I am reading Roger Penrose's road to reality. On page 209 ,210 he introduces the idea of Clifford algebra and how we can get back quarternion algebra by consideration of the 'second order' quantities in it. Right after that, something called Grassmann algebra is introduced in the following way:
Finally, let me turn to Grassmann algebra. From the point of view of the above discussion, we may think of Grassmann algebra as a kind of degenrate case of Clifford algebra, where we have basic anticommuting generating elements $\eta_1, \eta_2, \eta_3...,\eta_n$ similar to $ \gamma_1, \gamma_2...,\gamma_n$ of the Clifford algebra, where each $\eta_s$ squares to zero, rather than to the $-1$ we have in the Clifford case
The anticommutation law $\eta_p \eta_q = - \eta_q \eta_p$ holds as before , except that the Grassmann algebra is now more 'systematic' than the Clifford algebra, because we do not have to specify '$p \neq q$ in this equation.
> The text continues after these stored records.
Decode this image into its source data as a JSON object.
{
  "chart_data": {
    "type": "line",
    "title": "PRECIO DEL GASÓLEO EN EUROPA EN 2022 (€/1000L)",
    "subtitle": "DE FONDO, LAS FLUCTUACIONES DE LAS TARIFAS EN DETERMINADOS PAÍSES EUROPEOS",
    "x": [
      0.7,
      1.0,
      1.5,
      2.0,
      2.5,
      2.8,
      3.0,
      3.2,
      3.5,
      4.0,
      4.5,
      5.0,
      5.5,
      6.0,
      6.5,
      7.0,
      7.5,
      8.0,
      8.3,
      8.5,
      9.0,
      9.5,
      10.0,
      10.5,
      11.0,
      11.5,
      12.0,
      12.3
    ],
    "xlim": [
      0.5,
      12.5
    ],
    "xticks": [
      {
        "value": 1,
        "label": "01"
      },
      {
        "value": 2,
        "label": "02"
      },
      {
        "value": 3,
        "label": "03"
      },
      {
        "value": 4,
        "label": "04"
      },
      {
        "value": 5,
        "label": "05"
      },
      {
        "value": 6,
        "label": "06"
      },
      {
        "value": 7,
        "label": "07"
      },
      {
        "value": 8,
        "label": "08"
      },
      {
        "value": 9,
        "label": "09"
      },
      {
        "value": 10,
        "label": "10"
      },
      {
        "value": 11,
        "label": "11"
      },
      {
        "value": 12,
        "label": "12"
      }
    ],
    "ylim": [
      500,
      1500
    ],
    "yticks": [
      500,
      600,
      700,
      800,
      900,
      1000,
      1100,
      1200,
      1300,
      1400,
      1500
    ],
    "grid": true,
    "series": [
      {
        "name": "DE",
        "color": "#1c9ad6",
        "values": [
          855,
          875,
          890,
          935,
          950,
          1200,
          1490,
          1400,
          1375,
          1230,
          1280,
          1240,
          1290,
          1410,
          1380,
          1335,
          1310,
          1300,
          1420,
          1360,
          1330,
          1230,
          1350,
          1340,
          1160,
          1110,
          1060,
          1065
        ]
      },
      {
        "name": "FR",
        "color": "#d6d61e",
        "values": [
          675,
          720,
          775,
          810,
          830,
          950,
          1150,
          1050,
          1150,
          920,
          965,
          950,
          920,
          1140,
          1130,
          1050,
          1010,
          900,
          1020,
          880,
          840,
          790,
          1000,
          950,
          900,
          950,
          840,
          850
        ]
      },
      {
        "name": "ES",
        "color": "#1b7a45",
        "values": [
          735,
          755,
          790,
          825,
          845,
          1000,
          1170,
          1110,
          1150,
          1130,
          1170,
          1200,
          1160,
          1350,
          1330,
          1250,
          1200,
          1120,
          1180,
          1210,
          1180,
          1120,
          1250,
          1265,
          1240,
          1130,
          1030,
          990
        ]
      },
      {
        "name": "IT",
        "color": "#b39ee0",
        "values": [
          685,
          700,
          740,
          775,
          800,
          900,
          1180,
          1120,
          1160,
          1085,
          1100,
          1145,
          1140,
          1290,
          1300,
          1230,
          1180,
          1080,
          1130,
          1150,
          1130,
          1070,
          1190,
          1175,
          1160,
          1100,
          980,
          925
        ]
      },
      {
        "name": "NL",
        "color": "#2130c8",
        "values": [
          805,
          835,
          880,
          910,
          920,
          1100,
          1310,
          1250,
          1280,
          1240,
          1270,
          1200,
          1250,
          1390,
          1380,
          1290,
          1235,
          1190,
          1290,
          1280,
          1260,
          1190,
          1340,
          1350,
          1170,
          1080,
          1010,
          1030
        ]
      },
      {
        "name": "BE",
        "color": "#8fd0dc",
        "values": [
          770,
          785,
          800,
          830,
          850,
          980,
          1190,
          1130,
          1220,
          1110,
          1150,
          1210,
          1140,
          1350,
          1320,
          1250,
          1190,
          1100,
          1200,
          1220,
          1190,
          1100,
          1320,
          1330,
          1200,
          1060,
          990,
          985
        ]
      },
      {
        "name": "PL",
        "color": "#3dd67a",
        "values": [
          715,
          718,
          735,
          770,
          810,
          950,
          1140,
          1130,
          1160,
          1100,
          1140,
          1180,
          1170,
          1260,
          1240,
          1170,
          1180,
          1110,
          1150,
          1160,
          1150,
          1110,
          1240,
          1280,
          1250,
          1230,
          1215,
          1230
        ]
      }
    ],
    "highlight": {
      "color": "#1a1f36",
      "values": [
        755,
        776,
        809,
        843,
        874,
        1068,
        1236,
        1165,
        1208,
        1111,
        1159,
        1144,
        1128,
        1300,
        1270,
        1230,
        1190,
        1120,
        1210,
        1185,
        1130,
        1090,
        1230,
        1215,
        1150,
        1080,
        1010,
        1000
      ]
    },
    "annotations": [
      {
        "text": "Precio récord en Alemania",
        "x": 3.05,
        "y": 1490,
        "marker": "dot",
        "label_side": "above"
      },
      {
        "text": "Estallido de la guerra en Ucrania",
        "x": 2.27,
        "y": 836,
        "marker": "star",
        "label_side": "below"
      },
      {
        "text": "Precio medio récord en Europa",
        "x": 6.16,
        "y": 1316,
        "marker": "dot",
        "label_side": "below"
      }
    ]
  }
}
What are the practical use of such Grassman algebra? At best, I am looking for illustrations where the above algebra laws can be used to solve problems in geometry or physics that the Gibbs school of mathematics (e.g., determinants) cannot or that the Gibbs school solves significantly more contortedly/incompletely.
In comment, some user had explained that it extends cross products and determinants. But, doesn't determinant itself already capture everything you need to capture with the determinant? What is use of another way of describing the same thing?